Hodler dans le texte

En voici un aperçu, des plus usuelles aux plus saillantes. Des ateliers (écriture, jeu, masque, présence scénique ou beatbox) essaimeront comme à chaque édition dans les salles, ponctués çà et là de lectures (en anglais, à deux voix ou d’un même «Lear» sous différentes formes). Hors les murs, parfois même dans l’espace public extérieur, se répandront bien sûr toutes sortes de performances. Tandis que Joane Reymond célébrera le 20e anniversaire de sa compagnie Mine de rien à Plainpalais ou à Belle-Idée, l’artiste Latifa Djerbi et ses acolytes déambuleront à Carouge avant de faire culminer leur «intervention urbaine» à La Cuisine, cette structure éphémère qu’occupera le Théâtre de Carouge pendant la réfection de sa maison mère. La codirectrice du Théâtre Spirale, Michele Millner, fera quant à elle vibrer la cafétéria des HUG d’un multigénérationnel et multiculturel «Chœur des femmes».

Tout juste remplacé au Théâtre Saint-Gervais, Philippe Macasdar ira, lui, au Musée d’art et d’histoire, accompagné de la médiatrice Isabelle Burkhalter, commenter les tableaux de Ferdinand Hodler. Mais attention, ce «Fantôme du maître» qui rôde en cet automne centenaire n’emploiera dans sa pochade que des mots prononcés par le peintre. L’ex-directeur redevient comédien, tout en prolongeant une visite inaugurée par le duo Claude-Inga Barbey-Doris Ittig, qu’il avait en son temps programmée.

Limier, mécène ou critique

Au rayon des événements plus insolites, on citera ce «Cluedo géant» et participatif organisé dans l’enceinte de la Comédie: sept équipes de six personnes mèneront l’enquête à travers un lieu de crime destiné à déménager aux Eaux-Vives.
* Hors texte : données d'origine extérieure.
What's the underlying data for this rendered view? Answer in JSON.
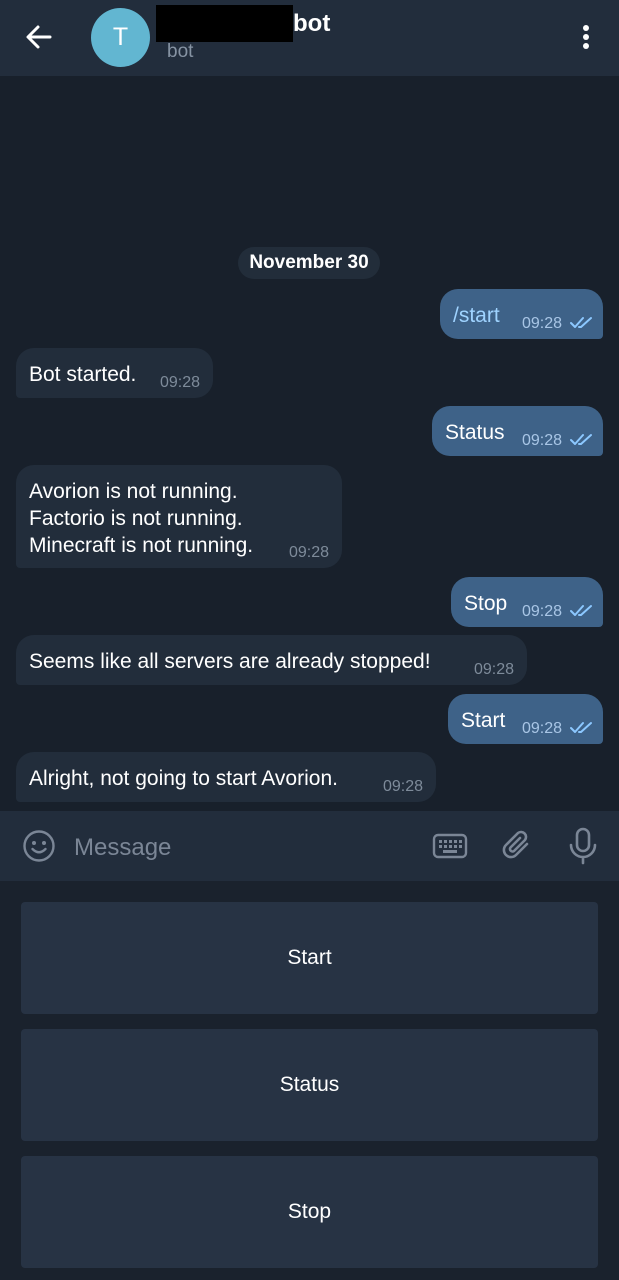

Mieux encore, on attirera l’attention sur ce dispositif apte à conscientiser le contribuable en matière de subventionnement culturel: «Jouez les mécènes!» Il s’agira, samedi à la Fondation L’Abri, de financer soi-même, grâce à une portion de l’enveloppe offerte par un «vrai» bienfaiteur, l’une ou l’autre des 20 pièces présentées en deux temps trois mouvements par leurs concepteurs émergents. Chacun choisira son poulain, et six lauréats verront leur projet sélectionné pour le festival C’est déjà demain.8, qui aura lieu au printemps 2019 sur le plateau du Loup.

Fût-il besoin de souligner la mission médiatrice de la Fête du théâtre, mentionnons cette initiative plus confidentielle, qui mobilise une petite dizaine d’étudiantes de l’Université ouvrière de Genève. Eiko, Eldy, Gisela ou Fe ont en effet été préparées à poster sur Facebook leurs critiques en bonne et due forme des spectacles programmés qu’elles auront glanés.

Enfin, pour la dimension festive de la manifestation, on ne saurait omettre «Fantástica, fantástica esta fiesta!» toute la nuit de samedi à dimanche, qui secouera le sous-sol du Grütli. Les comédiens Céline Nidegger et Bastien Semenzato s’y déchaîneront pour arbitrer simultanément un tournoi de foot entre équipes réduites de théâtreux et le défilé de mode qu’occasionneront les looks des joueurs. Délire assuré avant le DJ Set.

Fête du théâtre Un peu partout à Genève, du 12 au 14 oct., programme détaillé sur www.fetedutheatre.ch

Créé: 09.10.2018, 19h36

Lissignol fait la fête au carré

Au cœur du quartier de Saint-Gervais, les murs s’effondreront dimanche. Pas au sens propre, qu’on se rassure, mais au sens scénique, puisque le théâtre de rue qui y sera à l’honneur abolit toute forme de cloison pour mieux interagir avec la populace!

Née d’une initiative non institutionnelle, «La Cour à Germaine» réunit six propositions rémunérées au chapeau, qui couvrent les territoires tant du cirque, de la chanson, de l’illusionnisme que du spectacle. Parmi les troupes amenées à égayer un jour du seigneur annoncé gris, trois suisses et trois hexagonales.

Dès 11 h, la compagnie genevoise Mine de Rien, 20 ans au compteur, revisitera la chanson française en faisant tirer les titres au sort. Rebelote en fin de journée, quand sa comédienne Joane Reymond revisitera le conte de «Blanche-Neige». À 11 h 45, un magicien alsacien brandira ses cartes sous sa tente à roulettes. De 13 à 17 h, un atelier circassien sera ouvert à tous les saltimbanques frustrés. Deux fois dans l’après-midi, un couple âgé retrouvera sa jeunesse grâce à de poétiques marionnettes portées. Enfin à 15 h 15, un farceur performera de dérisoires exploits devant son volumineux frigo.